Last week, ESPN's Adam Schefter reported the Green Bay Packers were progressing toward a contract agreement that will make quarterback Aaron Rodgers the highest-paid player in NFL history. Based on current context, the deal would average more than $20.1 million per year.
There are several ways to view this process and that number.
OH MY GOD THAT'S AN INSANE AMOUNT OF MONEY FOR PLAYING A GAME isn't one of them. I think most of you understand that professional sports exist in a financial fantasy land.
Some of you, however, are voicing a more subtle objection that's worth exploring: C'MON! WHY CAN'T RODGERS TAKE A HOMETOWN DISCOUNT AND HELP THE PACKERS BUILD A GOOD TEAM AROUND HIM? Eric of Madison put it this way in a note to the mailbag:
Regarding the talk on the Rodgers extension, don't you think that there's significant drawback to paying one player $25 mil a year? Maybe as a Packer fan I'm romanticizing him, but Rodgers seems like the kind of guy who would be open to something under market value -- say $18 million a year, although I don't know how anyone can live on that -- to give the team more financial flexibility to keep more talent around him. I'd love to hear your thoughts.
Assuming recent reports are accurate, Rodgers hasn't made that offer and -- importantly -- the Packers haven't asked him to. At the very least, a "hometown discount" would put Rodgers below the $20.1 million threshold set last month by Baltimore Ravens quarterback Joe Flacco. By definition, a record-setting deal can't be viewed as much of a discount.
But should Rodgers have stepped up and made that offer? After all, he has on several occasions lobbied publicly for the Packers to re-sign some of their free agents, from receiver James Jones to running back John Kuhn. NFL teams are operating under a relatively flat salary cap, and the chart shows how large the annual cap numbers have been in the most recent contract agreements for elite quarterbacks. It might be difficult for Rodgers to argue for future veterans if his cap number limits the Packers' flexibility.
To me, however, the answer is simple. The only value in taking a hometown discount is public relations. There is no reason to believe it would impact the Packers' future team-building.
Rodgers has acknowledged his role as the "face of the franchise" and the Packers undoubtedly love having one of the NFL's top quarterbacks on their roster.

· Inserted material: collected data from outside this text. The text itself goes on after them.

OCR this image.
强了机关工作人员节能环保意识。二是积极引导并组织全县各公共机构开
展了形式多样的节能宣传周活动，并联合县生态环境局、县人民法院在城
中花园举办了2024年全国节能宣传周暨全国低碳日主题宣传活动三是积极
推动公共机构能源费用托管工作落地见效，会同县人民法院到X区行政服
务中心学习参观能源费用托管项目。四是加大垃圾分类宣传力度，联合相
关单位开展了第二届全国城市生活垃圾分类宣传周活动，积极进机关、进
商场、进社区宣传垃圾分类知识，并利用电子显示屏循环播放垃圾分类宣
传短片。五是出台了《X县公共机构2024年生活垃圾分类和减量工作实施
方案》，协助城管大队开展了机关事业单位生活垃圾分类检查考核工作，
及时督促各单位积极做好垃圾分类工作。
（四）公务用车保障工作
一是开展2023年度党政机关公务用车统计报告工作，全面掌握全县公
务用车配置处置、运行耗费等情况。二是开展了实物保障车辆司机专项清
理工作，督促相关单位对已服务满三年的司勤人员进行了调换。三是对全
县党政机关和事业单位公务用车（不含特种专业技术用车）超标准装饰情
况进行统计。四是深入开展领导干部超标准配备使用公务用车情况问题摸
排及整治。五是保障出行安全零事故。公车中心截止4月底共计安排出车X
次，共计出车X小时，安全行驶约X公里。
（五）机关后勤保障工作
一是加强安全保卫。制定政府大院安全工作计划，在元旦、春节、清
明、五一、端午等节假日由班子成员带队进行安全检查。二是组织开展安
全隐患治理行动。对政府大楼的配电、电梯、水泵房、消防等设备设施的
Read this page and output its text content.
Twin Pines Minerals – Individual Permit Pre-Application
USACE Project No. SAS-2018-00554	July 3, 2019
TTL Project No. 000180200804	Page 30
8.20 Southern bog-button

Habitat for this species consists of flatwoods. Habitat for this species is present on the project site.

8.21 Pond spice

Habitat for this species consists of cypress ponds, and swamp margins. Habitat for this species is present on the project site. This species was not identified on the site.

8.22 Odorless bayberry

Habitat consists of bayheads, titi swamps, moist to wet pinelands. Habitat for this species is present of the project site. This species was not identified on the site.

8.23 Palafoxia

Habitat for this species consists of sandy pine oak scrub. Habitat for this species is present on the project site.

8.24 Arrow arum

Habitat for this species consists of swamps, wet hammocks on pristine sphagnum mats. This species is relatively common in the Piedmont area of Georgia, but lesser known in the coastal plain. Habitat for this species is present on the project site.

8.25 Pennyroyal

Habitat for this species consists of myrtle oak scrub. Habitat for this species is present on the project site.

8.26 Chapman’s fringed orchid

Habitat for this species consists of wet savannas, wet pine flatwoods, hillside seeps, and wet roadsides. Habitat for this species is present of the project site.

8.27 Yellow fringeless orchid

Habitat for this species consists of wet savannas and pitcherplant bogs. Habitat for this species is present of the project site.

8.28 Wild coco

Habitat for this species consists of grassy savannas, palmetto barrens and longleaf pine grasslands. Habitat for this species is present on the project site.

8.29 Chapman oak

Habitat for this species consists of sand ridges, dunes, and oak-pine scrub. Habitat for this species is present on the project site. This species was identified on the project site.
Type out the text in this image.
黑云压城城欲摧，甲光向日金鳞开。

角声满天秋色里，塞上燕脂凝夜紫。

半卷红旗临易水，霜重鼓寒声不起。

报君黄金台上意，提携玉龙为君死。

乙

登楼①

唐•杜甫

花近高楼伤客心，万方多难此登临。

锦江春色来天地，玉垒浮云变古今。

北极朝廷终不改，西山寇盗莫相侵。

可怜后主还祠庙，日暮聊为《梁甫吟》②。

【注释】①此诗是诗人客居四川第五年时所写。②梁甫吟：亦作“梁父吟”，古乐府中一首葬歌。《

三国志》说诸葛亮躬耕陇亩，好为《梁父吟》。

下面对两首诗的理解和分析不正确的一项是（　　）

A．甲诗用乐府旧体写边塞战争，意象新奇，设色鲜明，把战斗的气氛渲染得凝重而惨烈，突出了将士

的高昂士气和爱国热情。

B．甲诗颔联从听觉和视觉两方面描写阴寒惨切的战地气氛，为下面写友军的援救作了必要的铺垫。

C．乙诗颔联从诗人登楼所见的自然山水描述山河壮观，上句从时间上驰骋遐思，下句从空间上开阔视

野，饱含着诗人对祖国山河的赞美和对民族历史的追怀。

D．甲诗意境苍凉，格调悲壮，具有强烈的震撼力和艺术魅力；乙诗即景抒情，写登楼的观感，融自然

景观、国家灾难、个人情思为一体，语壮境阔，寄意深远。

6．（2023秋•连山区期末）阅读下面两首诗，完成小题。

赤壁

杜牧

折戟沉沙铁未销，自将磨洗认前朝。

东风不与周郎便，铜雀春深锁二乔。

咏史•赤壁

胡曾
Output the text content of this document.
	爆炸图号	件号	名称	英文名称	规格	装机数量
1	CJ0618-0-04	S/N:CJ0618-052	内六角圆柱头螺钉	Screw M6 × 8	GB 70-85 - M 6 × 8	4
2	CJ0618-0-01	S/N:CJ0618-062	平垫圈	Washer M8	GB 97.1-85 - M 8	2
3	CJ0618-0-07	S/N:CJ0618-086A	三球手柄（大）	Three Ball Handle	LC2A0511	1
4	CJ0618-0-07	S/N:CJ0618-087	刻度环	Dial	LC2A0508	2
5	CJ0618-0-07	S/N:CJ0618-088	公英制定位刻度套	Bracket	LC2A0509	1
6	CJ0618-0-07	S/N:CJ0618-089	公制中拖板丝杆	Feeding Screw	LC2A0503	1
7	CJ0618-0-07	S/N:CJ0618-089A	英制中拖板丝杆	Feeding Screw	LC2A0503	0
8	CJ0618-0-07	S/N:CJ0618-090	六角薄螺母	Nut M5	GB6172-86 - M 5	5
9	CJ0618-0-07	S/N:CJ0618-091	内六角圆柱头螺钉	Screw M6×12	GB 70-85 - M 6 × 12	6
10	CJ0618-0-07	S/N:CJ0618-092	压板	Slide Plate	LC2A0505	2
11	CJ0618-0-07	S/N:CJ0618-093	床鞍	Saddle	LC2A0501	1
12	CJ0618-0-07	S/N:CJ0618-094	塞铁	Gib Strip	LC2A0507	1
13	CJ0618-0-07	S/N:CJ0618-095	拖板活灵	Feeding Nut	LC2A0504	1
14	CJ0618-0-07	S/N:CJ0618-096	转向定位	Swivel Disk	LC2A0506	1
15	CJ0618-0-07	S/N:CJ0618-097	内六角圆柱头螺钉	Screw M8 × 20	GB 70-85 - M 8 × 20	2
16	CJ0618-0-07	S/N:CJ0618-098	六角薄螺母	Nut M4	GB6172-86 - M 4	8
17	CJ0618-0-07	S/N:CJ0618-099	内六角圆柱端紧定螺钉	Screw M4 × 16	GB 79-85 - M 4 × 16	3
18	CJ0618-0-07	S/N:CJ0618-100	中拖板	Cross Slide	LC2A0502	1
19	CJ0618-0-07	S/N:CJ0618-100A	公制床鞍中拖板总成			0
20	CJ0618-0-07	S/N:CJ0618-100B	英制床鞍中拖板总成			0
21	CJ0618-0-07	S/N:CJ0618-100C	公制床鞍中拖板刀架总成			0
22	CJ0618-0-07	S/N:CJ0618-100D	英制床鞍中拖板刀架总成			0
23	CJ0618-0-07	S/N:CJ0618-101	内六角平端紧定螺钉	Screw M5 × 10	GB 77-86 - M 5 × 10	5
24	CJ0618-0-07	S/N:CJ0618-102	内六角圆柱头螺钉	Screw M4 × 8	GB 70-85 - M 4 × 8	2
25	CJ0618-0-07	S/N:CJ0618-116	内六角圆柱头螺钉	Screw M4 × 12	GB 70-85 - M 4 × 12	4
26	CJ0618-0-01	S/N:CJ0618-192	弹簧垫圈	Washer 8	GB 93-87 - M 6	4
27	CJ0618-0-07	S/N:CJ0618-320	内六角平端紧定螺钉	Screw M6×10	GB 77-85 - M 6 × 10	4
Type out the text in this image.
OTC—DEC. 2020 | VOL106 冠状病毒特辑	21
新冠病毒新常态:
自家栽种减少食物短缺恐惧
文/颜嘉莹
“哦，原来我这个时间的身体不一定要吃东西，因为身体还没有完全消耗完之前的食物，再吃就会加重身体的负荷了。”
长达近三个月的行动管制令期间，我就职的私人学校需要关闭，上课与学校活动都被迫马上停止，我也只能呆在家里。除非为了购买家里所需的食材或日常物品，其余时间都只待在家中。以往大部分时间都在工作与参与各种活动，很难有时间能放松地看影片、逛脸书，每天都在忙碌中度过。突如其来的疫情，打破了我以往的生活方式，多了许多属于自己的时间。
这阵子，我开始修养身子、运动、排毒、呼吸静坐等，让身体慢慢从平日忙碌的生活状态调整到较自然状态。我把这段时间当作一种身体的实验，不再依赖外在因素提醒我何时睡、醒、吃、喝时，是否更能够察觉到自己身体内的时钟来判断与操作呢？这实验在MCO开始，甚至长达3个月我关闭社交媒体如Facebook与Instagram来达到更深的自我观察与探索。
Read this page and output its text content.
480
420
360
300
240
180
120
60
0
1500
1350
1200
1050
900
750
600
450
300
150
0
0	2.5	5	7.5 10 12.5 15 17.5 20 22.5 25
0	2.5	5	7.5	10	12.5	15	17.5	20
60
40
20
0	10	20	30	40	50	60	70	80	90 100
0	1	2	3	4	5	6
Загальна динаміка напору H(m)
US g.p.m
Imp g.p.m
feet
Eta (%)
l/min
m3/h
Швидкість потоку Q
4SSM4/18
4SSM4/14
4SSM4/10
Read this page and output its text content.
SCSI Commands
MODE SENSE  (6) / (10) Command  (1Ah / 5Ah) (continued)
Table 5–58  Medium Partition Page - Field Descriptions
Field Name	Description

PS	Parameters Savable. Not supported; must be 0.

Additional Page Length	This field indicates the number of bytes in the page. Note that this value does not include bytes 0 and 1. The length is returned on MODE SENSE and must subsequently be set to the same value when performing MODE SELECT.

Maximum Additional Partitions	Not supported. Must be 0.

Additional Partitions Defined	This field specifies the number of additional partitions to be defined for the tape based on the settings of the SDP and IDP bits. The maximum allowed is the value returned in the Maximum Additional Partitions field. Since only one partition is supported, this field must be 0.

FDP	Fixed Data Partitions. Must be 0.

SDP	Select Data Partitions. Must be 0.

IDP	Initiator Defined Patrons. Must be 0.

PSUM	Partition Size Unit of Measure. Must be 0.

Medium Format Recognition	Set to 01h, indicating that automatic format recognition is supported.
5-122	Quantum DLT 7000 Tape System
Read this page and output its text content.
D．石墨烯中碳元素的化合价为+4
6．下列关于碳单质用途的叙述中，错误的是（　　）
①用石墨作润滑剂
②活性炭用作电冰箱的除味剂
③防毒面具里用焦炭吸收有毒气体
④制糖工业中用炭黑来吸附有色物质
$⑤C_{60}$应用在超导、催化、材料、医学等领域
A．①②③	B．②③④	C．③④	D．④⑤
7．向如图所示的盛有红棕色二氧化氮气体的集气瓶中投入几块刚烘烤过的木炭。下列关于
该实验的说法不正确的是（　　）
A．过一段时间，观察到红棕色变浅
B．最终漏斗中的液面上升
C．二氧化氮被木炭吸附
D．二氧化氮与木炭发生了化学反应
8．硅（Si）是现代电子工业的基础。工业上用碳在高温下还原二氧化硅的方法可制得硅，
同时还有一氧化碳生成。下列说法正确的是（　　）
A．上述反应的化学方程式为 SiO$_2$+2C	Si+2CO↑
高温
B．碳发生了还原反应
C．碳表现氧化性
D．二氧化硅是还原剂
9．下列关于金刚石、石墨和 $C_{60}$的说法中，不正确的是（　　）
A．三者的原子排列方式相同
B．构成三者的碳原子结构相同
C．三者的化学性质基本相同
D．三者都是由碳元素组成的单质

I know many of you think of him as the type of player who doesn't care about the difference between $15 million and $22 million. That might well be the case. But Rodgers would be naive to assume that the Packers or any NFL team would capitalize on the discount -- at least not in the desired fashion. There are no quid pro quos in the NFL, and if you don't believe me, look at what has transpired this offseason between the New England Patriots and quarterback Tom Brady.
As NFC West blogger Mike Sando and I discussed on the Inside Slant podcast, Brady signed a contract extension that added $3 million in guarantees to his current deal but locked him in to below-market salaries for the 2015, '16 and '17 seasons. Although Brady never directly acknowledged it, the widely held assumption was that he had granted the Patriots extra financial flexibility to maintain an elite team. Weeks later, of course, the Patriots stood firm on an offer to free agent receiver Wes Welker -- one of Brady's favorite teammates -- and watched as he signed with the Denver Broncos.
And in case there was any confusion about the Patriots' operation after Brady's deal, owner Bob Kraft had this to say at the recent NFL owners meeting: "I don't answer to Tom Brady." Kraft went on to deny any hard feelings that might have arisen from Welker's departure and added:
"[Brady] never put a demand or expected anything when he did what he did. He never put quid pro quos, and to be honest, we wouldn't have accepted them had he done that. He did what he thought … and what he did was tremendous. It's given our team a real competitive advantage to be in a position to win. And now it's how well our personnel people make the decisions."
In other words, the Patriots continued doing business as usual after Brady's agreement. And there is every reason to think the Packers would do the same if Rodgers took a discount. Do you really think general manager Ted Thompson would, say, start signing free-agent running backs if Rodgers' average cap number is $17 million (almost twice what it is now) rather than $22 million?
In the end, the best thing Rodgers can do is cooperate on the timing and structure of the deal. As you look at the chart, you see that the Ravens pushed a disproportionate amount of Flacco's cap hit into 2016 and beyond. That means the sides almost certainly will have to renegotiate in three years or face a truly paralyzing cap problem. The same could be true for the New Orleans Saints and Drew Brees, whose cap figure jumps to $26.4 million in 2015.
The best model is what the Denver Broncos did with Peyton Manning, whose cap figure averages just under $20 million. Manning's cap numbers over the five-year deal range between $18 million and $20 million, a smart pay-as-you-go approach.
Rodgers surely wants the Packers to be competitive. But by now, he must know how the Packers operate. They will use their cap space to re-sign key players and fall back on their draft-and-develop approach to fill in around them. Nothing about the value of Rodgers' next contract will change that.